Raiders of the Lost Arc


Visualization

Visualisation One

Visualisation Two

Visualisation Three

Introduction

For this lab, I began by looking at visualisation examples since I did not have a specific topic of interest. My attention was drawn to a world map visualisation. I searched on CASOS, SNAP, and the Gephi wiki for datasets with location data. I settled on a dataset from CASOS on the movie Raiders of the Lost Ark (1981), directed by Steven Spielberg. The data encodes the location of the characters for each time interval (where the location of characters is known).

Visualisation Examples

As stated in the introduction I was drawn to the visualisation using a world map and used that inspiration to find a dataset with location data. Since the data has character and location names I felt an arc diagram would display the information in a format easier for the user to interpret. I would be able to order the characters nodes on the left and location nodes on the right with the arc connecting the nodes. Aesthetically I like radial diagrams, however, I do not think it would display this data in a useful visualisation.

Materials

Software:

  • OpenRefine
  • Gephi

Research resources used in this lab were:

Methods

  1. Use OpenRefine cleanup data
  2. Import data to Gephi
    1. Import CSV file as edges table
    2. Import Nodes (if applicable)
  3. “Data Laboratory” tab
    1. “Nodes” tab
      1. Shows the nodes created by Gephi
      2. Users can merge nodes here if necessary
    2. “Edges” tab
      1. User can copy data from one column to another (e.g. copying data from the ID column to make a Label column
      2. User can make new columns
      3. Statistical data results are located here
  4. “Overview” tab
    1. “Filter” window
      1. Run desired statistics
    2. “Layout” window
      1. Run the layout of choice
      2. Adjust settings
      3. Stop when satisfied with the visualisation
  5. “Appearance” window
    1. Adjusted nodes size or colour, label colour or size
    2. Adjusted edges colour, label colour or size
  6. “Preview” tab
    1. To preview the visualisation click “refresh”
    2. Edit style of nodes, nodes labels, edges, edge arrows, and edge labels
  7.   Export
    1. Make sure the margins are large enough to incorporate labels
    2. Export as PNG

Discussion and Results

The data was in XML format, I had to use OpenRefine to format the data into columns and rows. Character names were entered in lowercase and without spaces (e.g. indiana_jones) and locations were identified with an ID (e.g. location_1). Using OpenRefine I was able to batch edit both columns, changing indiana_jones to Indiana Jones and location_1 to Peru.

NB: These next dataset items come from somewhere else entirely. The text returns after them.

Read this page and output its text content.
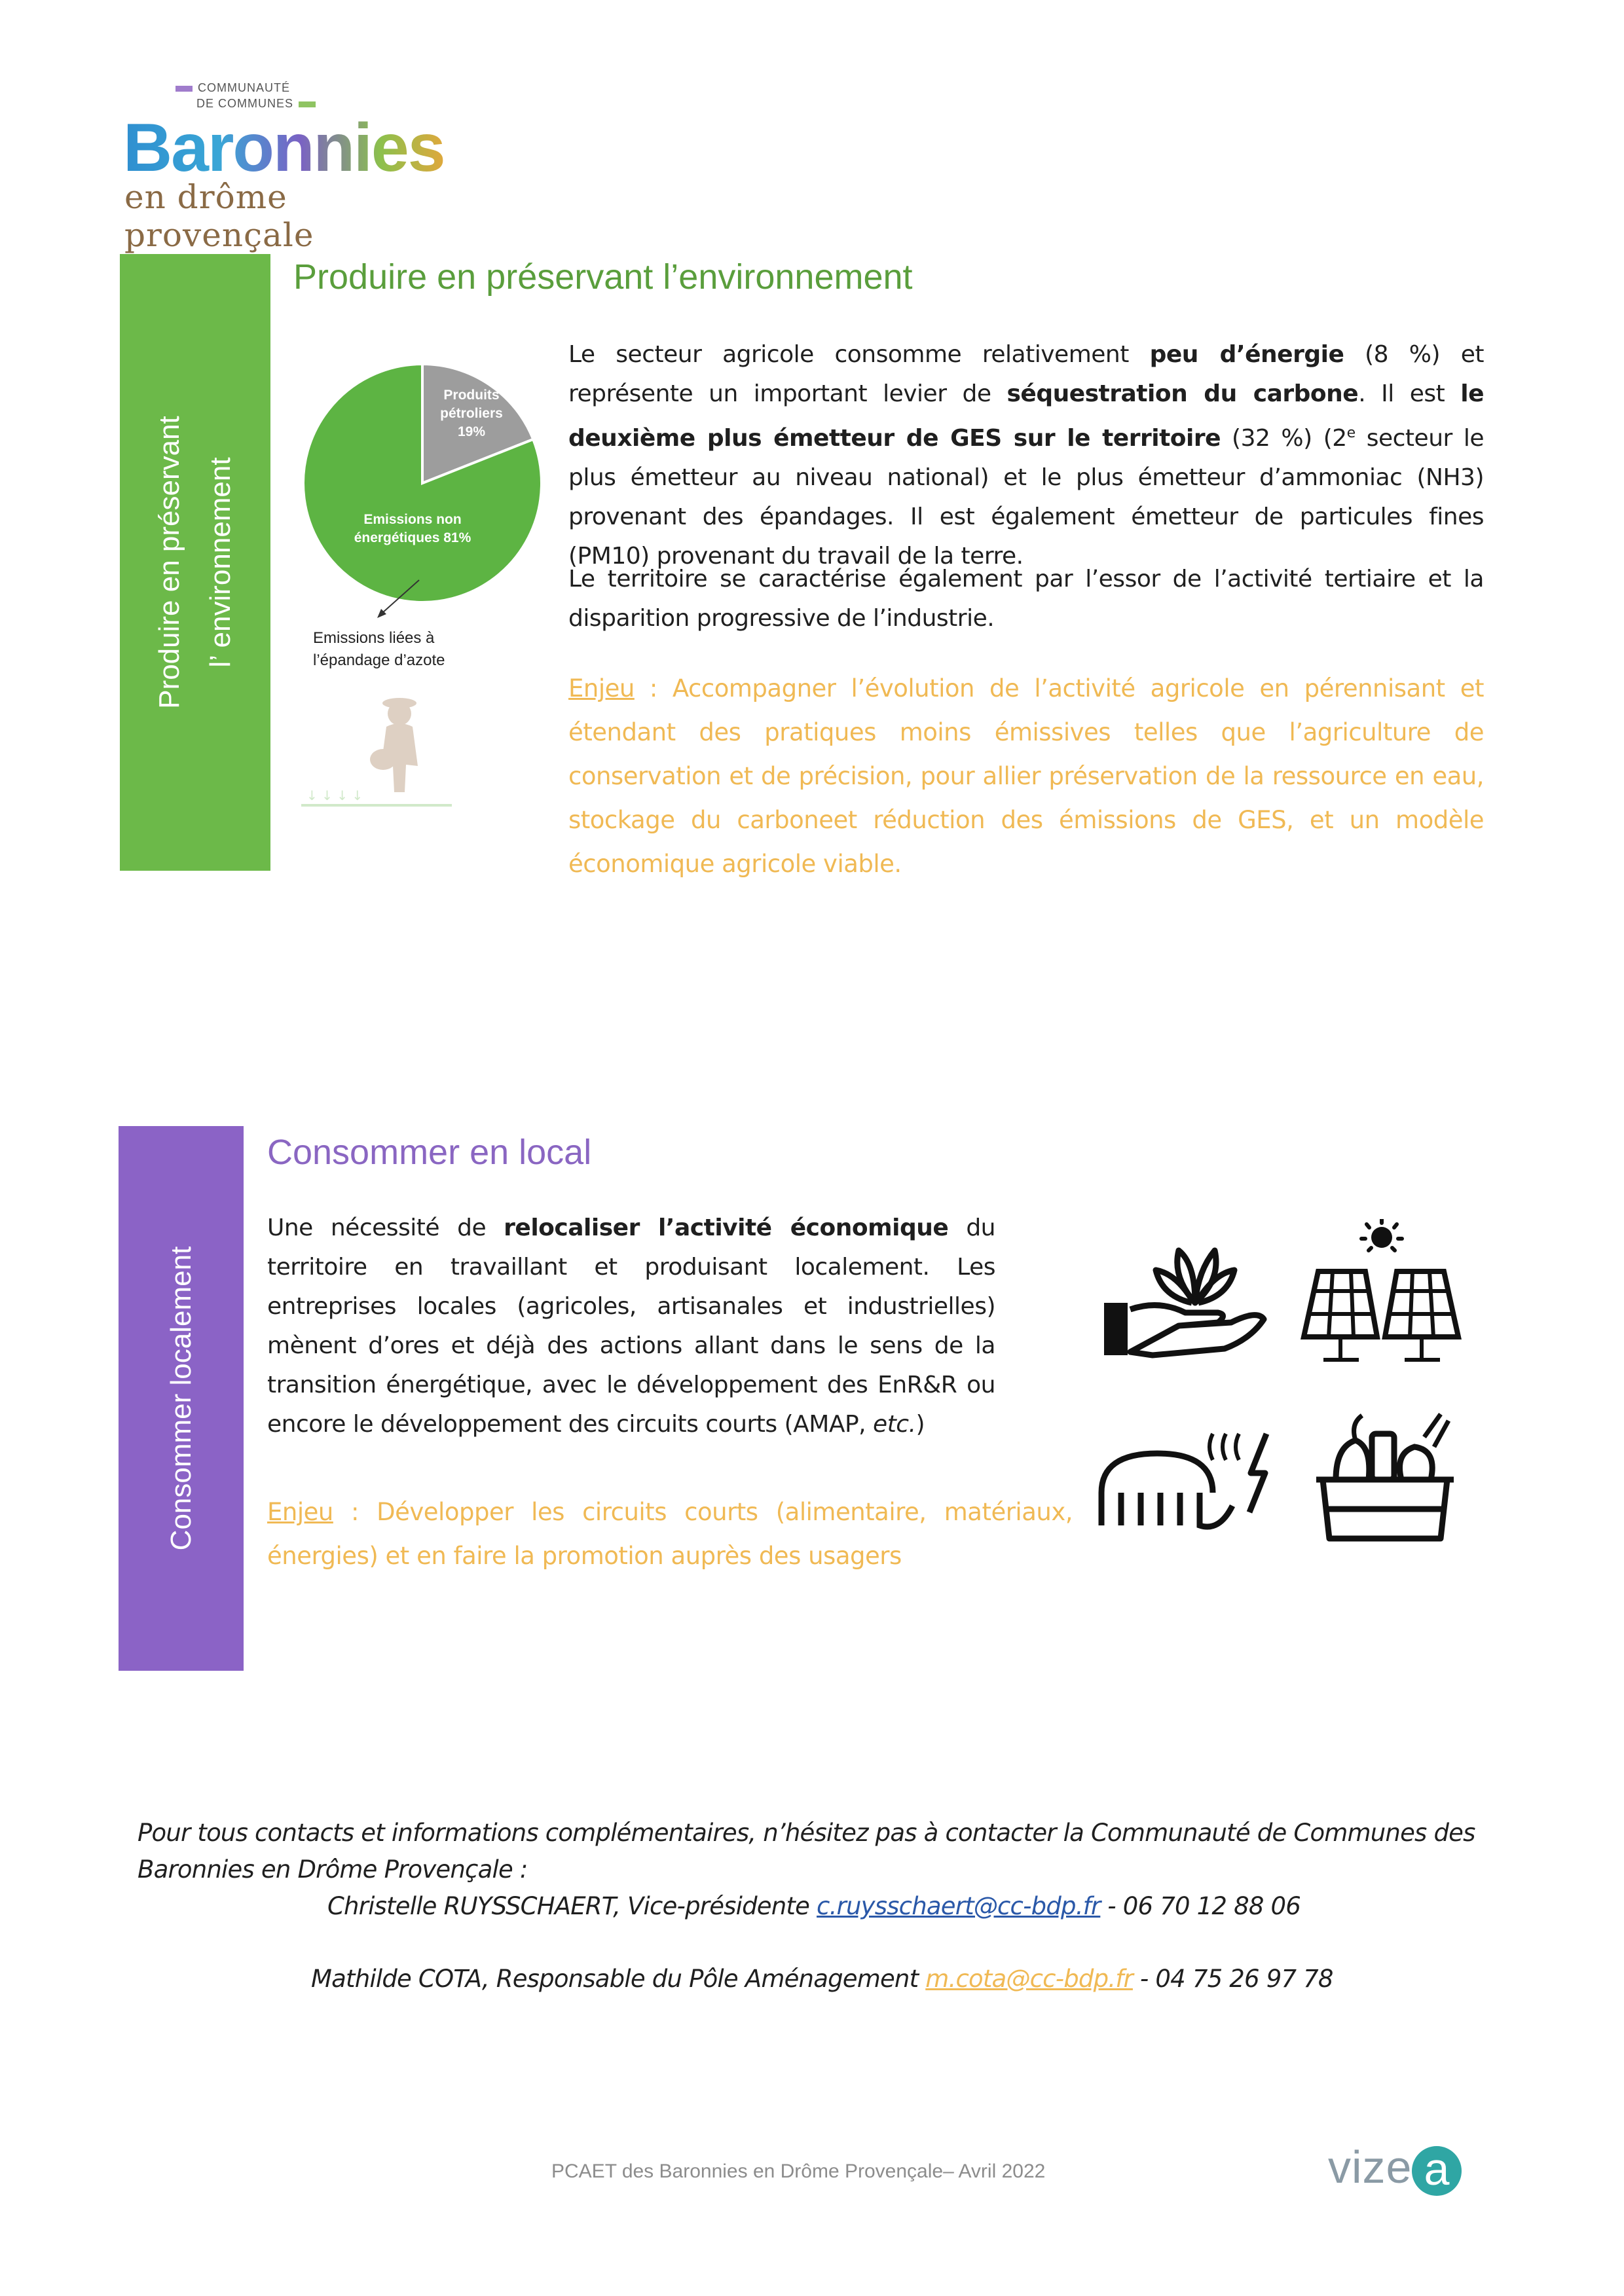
COMMUNAUTÉ
DE COMMUNES
Baronnies
en drôme provençale
Produire en préservant l’ environnement
Produire en préservant l’environnement
Produits
pétroliers
19%
Emissions non
énergétiques 81%
Emissions liées à
l’épandage d’azote
↓ ↓ ↓ ↓
Le secteur agricole consomme relativement peu d’énergie (8 %) et représente un important levier de séquestration du carbone. Il est le deuxième plus émetteur de GES sur le territoire (32 %) (2e secteur le plus émetteur au niveau national) et le plus émetteur d’ammoniac (NH3) provenant des épandages. Il est également émetteur de particules fines (PM10) provenant du travail de la terre.
Le territoire se caractérise également par l’essor de l’activité tertiaire et la disparition progressive de l’industrie.
Enjeu : Accompagner l’évolution de l’activité agricole en pérennisant et étendant des pratiques moins émissives telles que l’agriculture de conservation et de précision, pour allier préservation de la ressource en eau, stockage du carboneet réduction des émissions de GES, et un modèle économique agricole viable.
Consommer localement
Consommer en local
Une nécessité de relocaliser l’activité économique du territoire en travaillant et produisant localement. Les entreprises locales (agricoles, artisanales et industrielles) mènent d’ores et déjà des actions allant dans le sens de la transition énergétique, avec le développement des EnR&R ou encore le développement des circuits courts (AMAP, etc.)
Enjeu : Développer les circuits courts (alimentaire, matériaux, énergies) et en faire la promotion auprès des usagers
Pour tous contacts et informations complémentaires, n’hésitez pas à contacter la Communauté de Communes des Baronnies en Drôme Provençale :
Christelle RUYSSCHAERT, Vice-présidente c.ruysschaert@cc-bdp.fr - 06 70 12 88 06
Mathilde COTA, Responsable du Pôle Aménagement m.cota@cc-bdp.fr - 04 75 26 97 78
PCAET des Baronnies en Drôme Provençale– Avril 2022	vize a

I created three visualisations for this lab: two force-directed and one radial. All three visualisations display the same information (location of the characters for each time interval where the location of characters is known). For the two force-directed visualisations I first ran the layout Force Atlas 2, but I wanted to manually adjust the repulsion strength so I ran Force Atlas. I ran the Force Atlas layout with the following parameters: repulsion strength of 900, auto stabilize function, attraction distribution, and adjust by sizes. After running the layout I ran statistical calculations: average degree, diameter, density, and modularity.

Visualisation One is a force-directed visualisation: nodes are sized by degree (minimum size: 1, maximum size: 26), coloured by modularity class, and labelled. The edges are curved with a thickened of 1.0. The background is black for readability and aesthetics. A black background provides a better contrast for the colours as well as anchors the visualisation.

Visualisation Two is a force-directed visualisation: nodes are sized by degree (minimum size:1, maximum size: 26), coloured by character (pink) or location (green) and labelled. On the Data Laboratory tab on the “Edges” table I created the column “Colour” by copying the ID column. This allows me to select “Colour” as a partition under the “Appearance” window. The edges are curved with a thickened of 1.0. The background is black for readability and aesthetics.

After creating the two forced-directed visualisations I started browsing the plugins to create other visualisations. Visualisation Three is a radial diagram: nodes are sized by degree (minimum size: 1, maximum size: 26), coloured by modularity class, and labelled. The background is black for readability and aesthetics. This visualisation is not useful for this type of data. 

Future Directions

During this lab, I experienced numerous of technical difficulties with Gephi and was only able to create force-directed and radial diagram visualisations. I would like to continue exploring Gephi plugins and work with this dataset to create an arc diagram and world map.